No wonder Forty has never sold a script. I glance at his iPad where he has drawings and notes. Not all messy people are geniuses. Some are just messy. My heart breaks. “Vegas,” I say. “Who’s getting married?”
He stands. He hoots. “You know it! Psychic! Instincts! Professor Old Sport!”
He looks around to see if Barry Stein is watching and Barry Stein is still not watching. On the court, Love allows Milo to drink out of her water bottle. Forty keeps talking and the third twin emerges out of nowhere in the desert to kill the twin who’s driving to Vegas, trying to save his brother’s life and then we backtrack again. Forty forgot a critical scene.
“Joe,” says Forty. “Picture this. The third twin”—and JUST CALL IT A FUCKING TRIPLET—“dives into a swimming pool and we stay with him as he sees the brightness above, the pool party, the music soaring from eight-tracks.”
“I thought the movie was set in the present?”
He doesn’t miss a beat. “Sometimes,” he says. “And other times we’re in the future. Or the seventies. It’s a nonlinear narrative.” Love whispers something in Milo’s ear. “So the third twin emerges from the pool reborn. And this is when it gets scary. You ready for this?”
Dottie rings a cowbell and Love waves at me to come but she doesn’t wait for me when Milo prods her to go inside. I tell Forty we should follow and he looks at me.
“Dude,” he says. “I got cut.”
I raise my eyebrows. “You’re not in the episode?”
“My mom digs a celebration,” he says. “Everybody’s stoked. They’ll watch it, they’ll think they missed me. Everybody wins. I mean, I read for it, I could have nailed it but it’s just as well. First agent I ever had, he warned me. As a writer, it can fuck up your shit if you act.”
Dottie rings the bell again and Forty promises we’ll be there in two minutes. He says we have to run out to pick up a prescription for me and Dottie says we can send someone to do that and Forty says it’s a new drug and Dottie sighs. “Be fast, boys.”
Forty and I walk to the embankment where the cars are all tossed around like hungover partiers.

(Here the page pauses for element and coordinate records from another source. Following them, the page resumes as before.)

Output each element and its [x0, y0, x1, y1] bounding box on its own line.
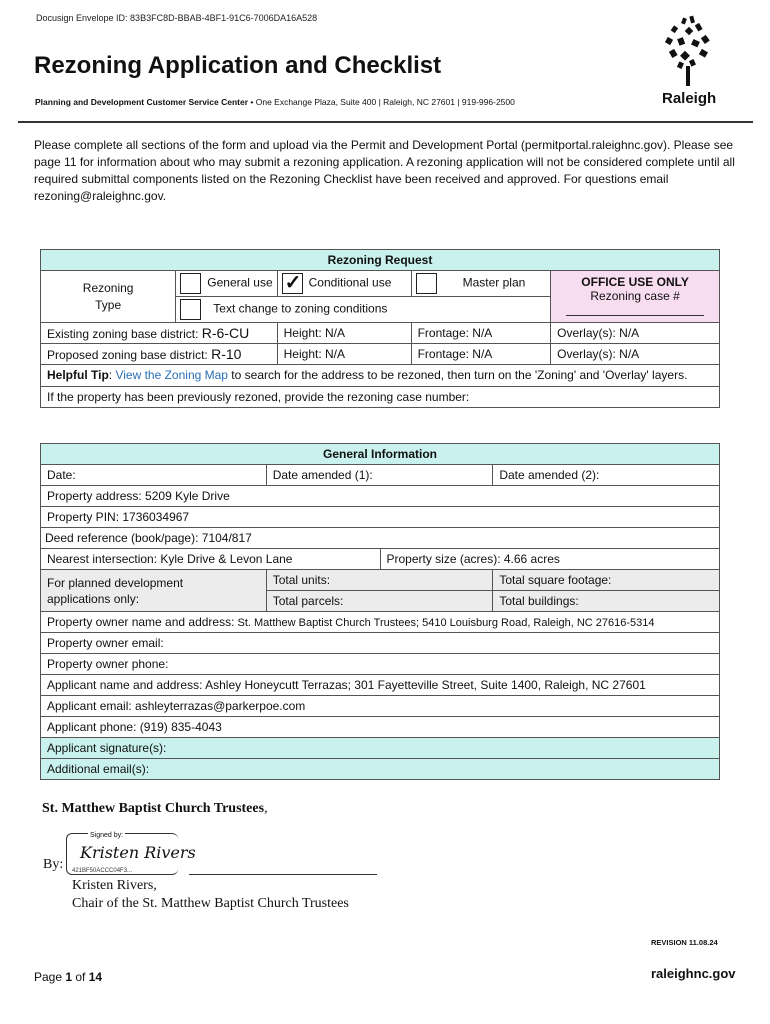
signed-by-label: Signed by:	[90, 832, 124, 839]
general-use-label: General use	[207, 275, 273, 290]
rezoning-type-label-line2: Type	[95, 297, 122, 312]
property-pin-field[interactable]: Property PIN: 1736034967	[41, 507, 720, 528]
signature-line	[189, 874, 377, 875]
applicant-email-field[interactable]: Applicant email: ashleyterrazas@parkerpoe.com	[41, 696, 720, 717]
property-size-field[interactable]: Property size (acres): 4.66 acres	[380, 549, 720, 570]
signature-by-label: By:	[43, 857, 64, 872]
property-owner-phone-field[interactable]: Property owner phone:	[41, 654, 720, 675]
page-total: 14	[88, 970, 103, 984]
general-information-heading: General Information	[41, 444, 720, 465]
header-contact	[35, 97, 515, 107]
website-link[interactable]: raleighnc.gov	[651, 966, 736, 981]
helpful-tip-colon: :	[108, 368, 116, 382]
rezoning-request-table	[40, 249, 720, 408]
office-use-label: OFFICE USE ONLY	[581, 275, 689, 289]
helpful-tip-label: Helpful Tip	[47, 368, 109, 382]
rezoning-type-label-line1: Rezoning	[82, 280, 134, 295]
conditional-use-label: Conditional use	[308, 275, 392, 290]
signer-role: Chair of the St. Matthew Baptist Church Trustees	[72, 896, 349, 911]
proposed-overlay[interactable]: Overlay(s): N/A	[551, 344, 720, 365]
general-information-table	[40, 443, 720, 780]
signer-name: Kristen Rivers,	[72, 878, 157, 893]
header-divider	[18, 121, 753, 123]
property-owner-email-field[interactable]: Property owner email:	[41, 633, 720, 654]
envelope-id: Docusign Envelope ID: 83B3FC8D-BBAB-4BF1-91C6-7006DA16A528	[36, 13, 318, 23]
zoning-map-link[interactable]: View the Zoning Map	[115, 368, 228, 382]
revision-label: REVISION 11.08.24	[651, 938, 718, 947]
total-parcels-field[interactable]: Total parcels:	[266, 591, 493, 612]
conditional-use-checkbox[interactable]	[282, 273, 303, 294]
master-plan-option[interactable]	[411, 271, 551, 297]
planned-development-line2: applications only:	[47, 591, 140, 606]
helpful-tip	[41, 365, 720, 387]
signature-org-name: St. Matthew Baptist Church Trustees	[42, 801, 265, 816]
previous-rezoning-field[interactable]: If the property has been previously rezoned, provide the rezoning case number:	[41, 387, 720, 408]
total-buildings-field[interactable]: Total buildings:	[493, 591, 720, 612]
total-square-footage-field[interactable]: Total square footage:	[493, 570, 720, 591]
service-center-name: Planning and Development Customer Service Center	[35, 97, 249, 107]
applicant-signature-field[interactable]: Applicant signature(s):	[41, 738, 720, 759]
master-plan-label: Master plan	[462, 275, 526, 290]
proposed-frontage[interactable]: Frontage: N/A	[411, 344, 551, 365]
date-amended-1-field[interactable]: Date amended (1):	[266, 465, 493, 486]
text-change-option[interactable]	[176, 297, 551, 323]
rezoning-request-heading: Rezoning Request	[41, 250, 720, 271]
rezoning-type-label	[41, 271, 176, 323]
property-owner-value: St. Matthew Baptist Church Trustees; 5410 Louisburg Road, Raleigh, NC 27616-5314	[234, 617, 655, 629]
text-change-checkbox[interactable]	[180, 299, 201, 320]
deed-reference-value: 7104/817	[198, 531, 252, 545]
signature-org	[42, 801, 268, 817]
deed-reference-field[interactable]	[41, 528, 720, 549]
date-field[interactable]: Date:	[41, 465, 267, 486]
planned-development-line1: For planned development	[47, 575, 184, 590]
helpful-tip-text: to search for the address to be rezoned, then turn on the 'Zoning' and 'Overlay' layers.	[227, 368, 688, 382]
existing-district-label: Existing zoning base district:	[47, 327, 199, 341]
handwritten-signature: Kristen Rivers	[80, 843, 196, 862]
page-current: 1	[65, 970, 73, 984]
page-of: of	[72, 970, 89, 984]
total-units-field[interactable]: Total units:	[266, 570, 493, 591]
nearest-intersection-field[interactable]: Nearest intersection: Kyle Drive & Levon Lane	[41, 549, 381, 570]
page-number	[34, 970, 102, 984]
general-use-checkbox[interactable]	[180, 273, 201, 294]
existing-height[interactable]: Height: N/A	[277, 323, 411, 344]
existing-district-value[interactable]: R-6-CU	[201, 325, 250, 341]
intro-paragraph: Please complete all sections of the form and upload via the Permit and Development Portal (permitportal.raleighnc.gov). Please see page 11 for information about who may submit a rezoning application. A rezoning application will not be considered complete until all required submittal components listed on the Rezoning Checklist have been received and approved. For questions email rezoning@raleighnc.gov.	[34, 138, 735, 203]
property-address-field[interactable]: Property address: 5209 Kyle Drive	[41, 486, 720, 507]
applicant-label: Applicant name and address:	[47, 678, 203, 692]
proposed-district-value[interactable]: R-10	[211, 346, 242, 362]
page-prefix: Page	[34, 970, 66, 984]
existing-overlay[interactable]: Overlay(s): N/A	[551, 323, 720, 344]
property-owner-field[interactable]	[41, 612, 720, 633]
applicant-value: Ashley Honeycutt Terrazas; 301 Fayetteville Street, Suite 1400, Raleigh, NC 27601	[202, 678, 646, 692]
existing-district-cell	[41, 323, 278, 344]
date-amended-2-field[interactable]: Date amended (2):	[493, 465, 720, 486]
rezoning-case-label: Rezoning case #	[590, 289, 680, 303]
proposed-height[interactable]: Height: N/A	[277, 344, 411, 365]
signature-org-suffix: ,	[264, 801, 268, 816]
text-change-label: Text change to zoning conditions	[213, 301, 388, 316]
applicant-field[interactable]	[41, 675, 720, 696]
service-center-address: • One Exchange Plaza, Suite 400 | Raleigh, NC 27601 | 919-996-2500	[248, 97, 515, 107]
conditional-use-option[interactable]	[277, 271, 411, 297]
additional-emails-field[interactable]: Additional email(s):	[41, 759, 720, 780]
general-use-option[interactable]	[176, 271, 277, 297]
existing-frontage[interactable]: Frontage: N/A	[411, 323, 551, 344]
rezoning-case-field[interactable]	[566, 315, 704, 316]
docusign-id: 421BF50ACCC04F3...	[72, 868, 133, 874]
signer-details	[72, 877, 349, 913]
planned-development-label	[41, 570, 267, 612]
master-plan-checkbox[interactable]	[416, 273, 437, 294]
raleigh-logo-text: Raleigh	[662, 90, 717, 107]
page-title: Rezoning Application and Checklist	[34, 52, 442, 79]
applicant-phone-field[interactable]: Applicant phone: (919) 835-4043	[41, 717, 720, 738]
proposed-district-cell	[41, 344, 278, 365]
proposed-district-label: Proposed zoning base district:	[47, 348, 208, 362]
office-use-cell	[551, 271, 720, 323]
property-owner-label: Property owner name and address:	[47, 615, 235, 629]
deed-reference-label: Deed reference (book/page):	[45, 531, 199, 545]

Forty says eenie meenie minie mo and he settles on his Spyder.
“Where are we going?” I ask.
He grabs the keys and revs the engine. “Mexico, Old Sport. Meh. Hee. Ko.”
We leave.
25
OF course, Forty was being hyperbolic and we’re not actually going to Mexico. We are leaving a paradise of canapés and fish tacos and caipirinhas to go to Taco Fucking Bell.
I picture everyone back at the Aisles in the screening room. I hope Love isn’t sitting on Milo’s lap and why does there always have to be a Benji, a Henderson, a Milo? Milo is going to be a problem and when I Google him, it’s a string of irritating things, screenwriting awards, contributions to Vanity Fair, his psychotically eligible bachelor status in Nylon. I hate knowing that Milo made it in Hollywood and anyone who says he doesn’t get jealous is lying. We pull into Taco Bell and Love texts: Are you on the way back?

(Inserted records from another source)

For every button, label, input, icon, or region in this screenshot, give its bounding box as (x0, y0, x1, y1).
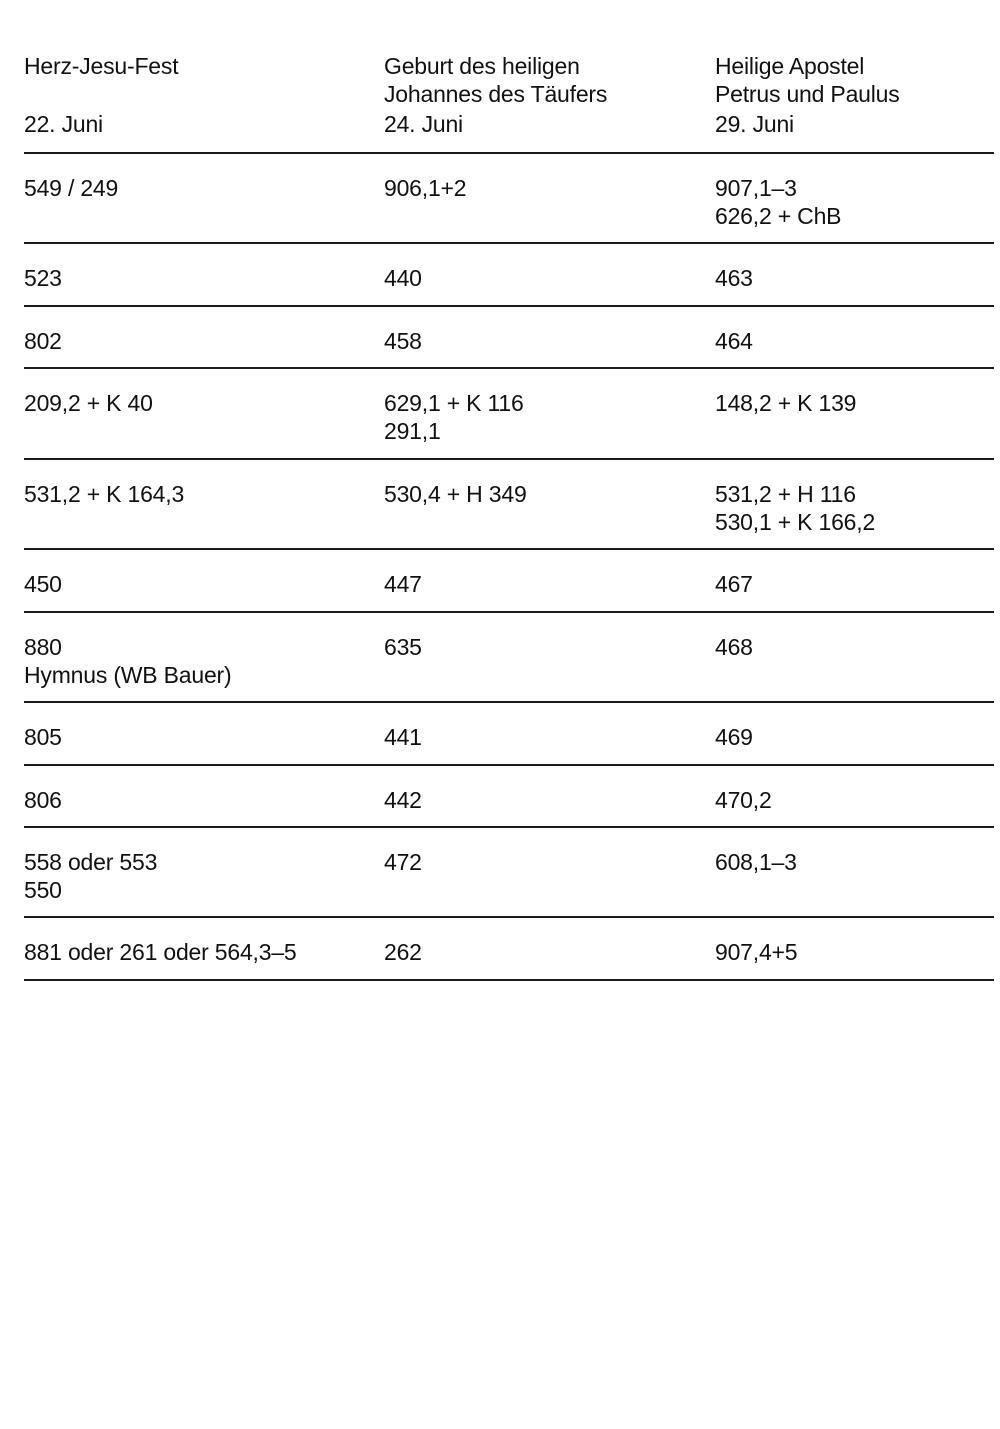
cell-line: 629,1 + K 116 (384, 390, 524, 416)
table-cell (24, 723, 374, 751)
table-cell (715, 848, 995, 876)
cell-line: 291,1 (384, 418, 441, 444)
cell-line: 440 (384, 265, 422, 291)
header-date: 29. Juni (715, 111, 794, 137)
table-cell (384, 264, 704, 292)
row-divider (24, 548, 994, 550)
header-col-petrus-paulus (715, 52, 995, 108)
table-cell (24, 174, 374, 202)
table-cell (715, 570, 995, 598)
cell-line: 472 (384, 849, 422, 875)
cell-line: 805 (24, 724, 62, 750)
cell-line: 464 (715, 328, 753, 354)
table-cell (715, 786, 995, 814)
cell-line: 468 (715, 634, 753, 660)
cell-line: 442 (384, 787, 422, 813)
cell-line: 608,1–3 (715, 849, 797, 875)
cell-line: 626,2 + ChB (715, 203, 842, 229)
row-divider (24, 152, 994, 154)
cell-line: 881 oder 261 oder 564,3–5 (24, 939, 297, 965)
table-cell (384, 174, 704, 202)
header-date: 24. Juni (384, 111, 463, 137)
cell-line: 458 (384, 328, 422, 354)
row-divider (24, 916, 994, 918)
table-cell (715, 174, 995, 230)
header-col-herz-jesu (24, 52, 374, 80)
header-date: 22. Juni (24, 111, 103, 137)
table-cell (715, 633, 995, 661)
table-cell (384, 570, 704, 598)
table-cell (715, 480, 995, 536)
cell-line: 907,4+5 (715, 939, 798, 965)
cell-line: 148,2 + K 139 (715, 390, 857, 416)
table-cell (384, 848, 704, 876)
table-cell (24, 327, 374, 355)
cell-line: 467 (715, 571, 753, 597)
cell-line: 530,4 + H 349 (384, 481, 527, 507)
row-divider (24, 764, 994, 766)
table-cell (24, 389, 374, 417)
table-cell (715, 938, 995, 966)
cell-line: 469 (715, 724, 753, 750)
cell-line: Hymnus (WB Bauer) (24, 662, 232, 688)
table-cell (24, 633, 374, 689)
table-cell (715, 327, 995, 355)
table-header (0, 52, 1000, 148)
cell-line: 450 (24, 571, 62, 597)
cell-line: 806 (24, 787, 62, 813)
cell-line: 531,2 + K 164,3 (24, 481, 185, 507)
row-divider (24, 305, 994, 307)
table-cell (384, 723, 704, 751)
table-cell (384, 327, 704, 355)
cell-line: 523 (24, 265, 62, 291)
table-cell (384, 389, 704, 445)
cell-line: 907,1–3 (715, 175, 797, 201)
table-cell (715, 264, 995, 292)
cell-line: 531,2 + H 116 (715, 481, 856, 507)
header-title-line: Petrus und Paulus (715, 81, 900, 107)
header-title-line: Johannes des Täufers (384, 81, 608, 107)
header-title-line: Geburt des heiligen (384, 53, 580, 79)
table-cell (715, 723, 995, 751)
cell-line: 463 (715, 265, 753, 291)
cell-line: 550 (24, 877, 62, 903)
table-cell (715, 389, 995, 417)
table-cell (24, 848, 374, 904)
table-cell (24, 264, 374, 292)
table-cell (24, 570, 374, 598)
row-divider (24, 611, 994, 613)
row-divider (24, 979, 994, 981)
row-divider (24, 367, 994, 369)
row-divider (24, 458, 994, 460)
cell-line: 470,2 (715, 787, 772, 813)
table-cell (24, 938, 374, 966)
cell-line: 441 (384, 724, 422, 750)
cell-line: 635 (384, 634, 422, 660)
cell-line: 262 (384, 939, 422, 965)
table-cell (384, 938, 704, 966)
cell-line: 447 (384, 571, 422, 597)
cell-line: 880 (24, 634, 62, 660)
header-title-line: Heilige Apostel (715, 53, 865, 79)
table-cell (24, 786, 374, 814)
table-cell (384, 786, 704, 814)
row-divider (24, 701, 994, 703)
cell-line: 549 / 249 (24, 175, 119, 201)
table-cell (384, 633, 704, 661)
row-divider (24, 242, 994, 244)
table-cell (24, 480, 374, 508)
cell-line: 802 (24, 328, 62, 354)
header-title-line: Herz-Jesu-Fest (24, 53, 179, 79)
cell-line: 558 oder 553 (24, 849, 158, 875)
header-col-johannes (384, 52, 704, 108)
cell-line: 906,1+2 (384, 175, 467, 201)
table-cell (384, 480, 704, 508)
cell-line: 209,2 + K 40 (24, 390, 153, 416)
row-divider (24, 826, 994, 828)
cell-line: 530,1 + K 166,2 (715, 509, 876, 535)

I read it out loud to Forty.
“Tell her we hit beach traffic.”
I look at the open road. “Seriously?”
“You’re right,” he says. “Tell her I’m being an asshole. She’ll know what that means.”
“Forty,” I say. “Maybe you should text her.”

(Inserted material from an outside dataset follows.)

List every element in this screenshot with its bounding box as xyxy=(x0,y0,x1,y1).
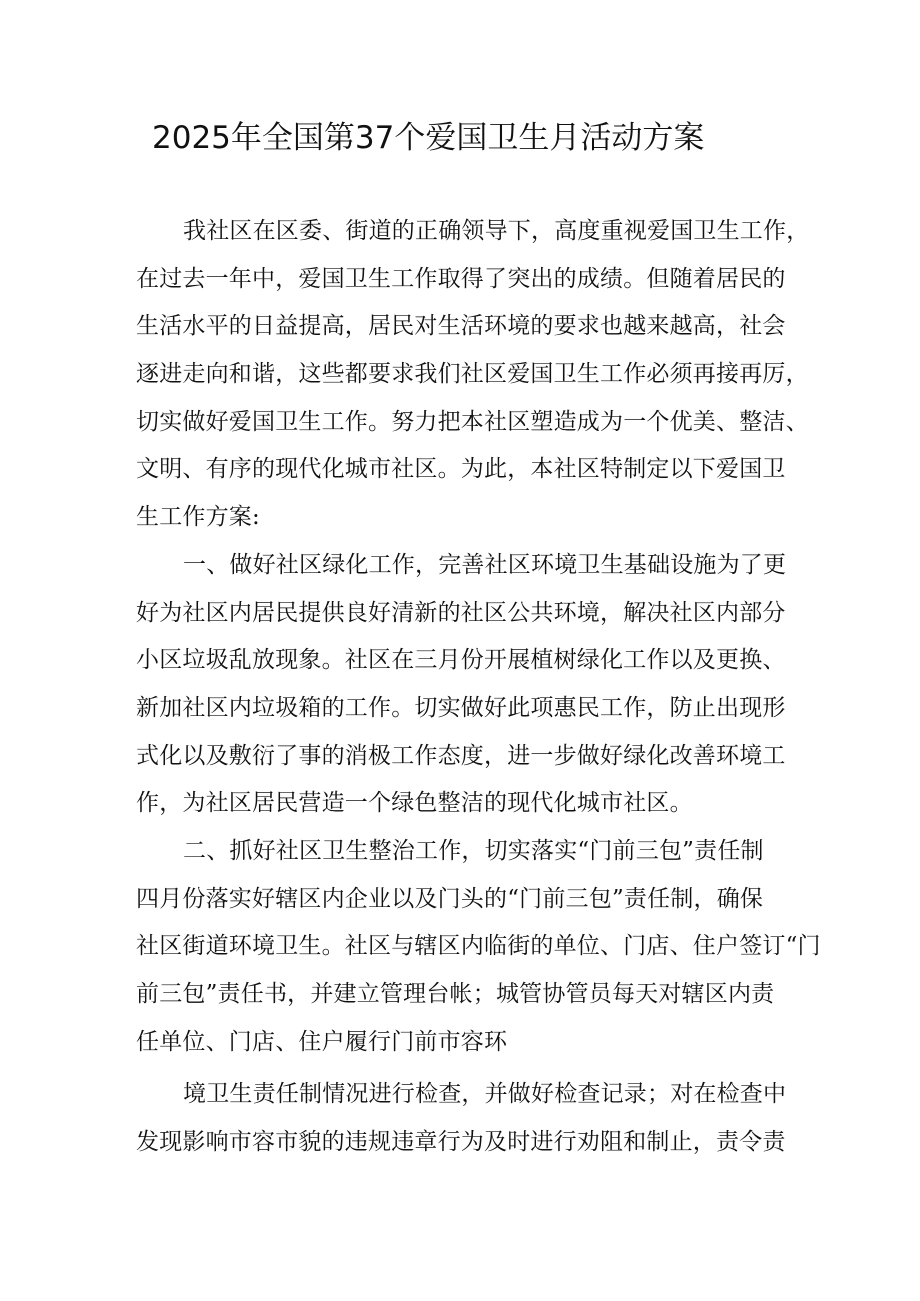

“I’m driving,” he says as he pulls into a spot and turns off the engine. “Seriously, tell her I’m being an asshole. She’ll know what that means. It’s all good, Old Sport.”
So I tell Love that Forty is being an asshole and she writes back ughghhghhhghg and says she will cover and we get out of the Spyder and amble across the parking lot into Taco Fucking Bell. Inside, we sit at a booth and Forty tells me about his other script, The Mess. “It was on the Blacker List,” he says. “That’s a more top secret list than the Black List.”
I look at him. “What’s the Black List?”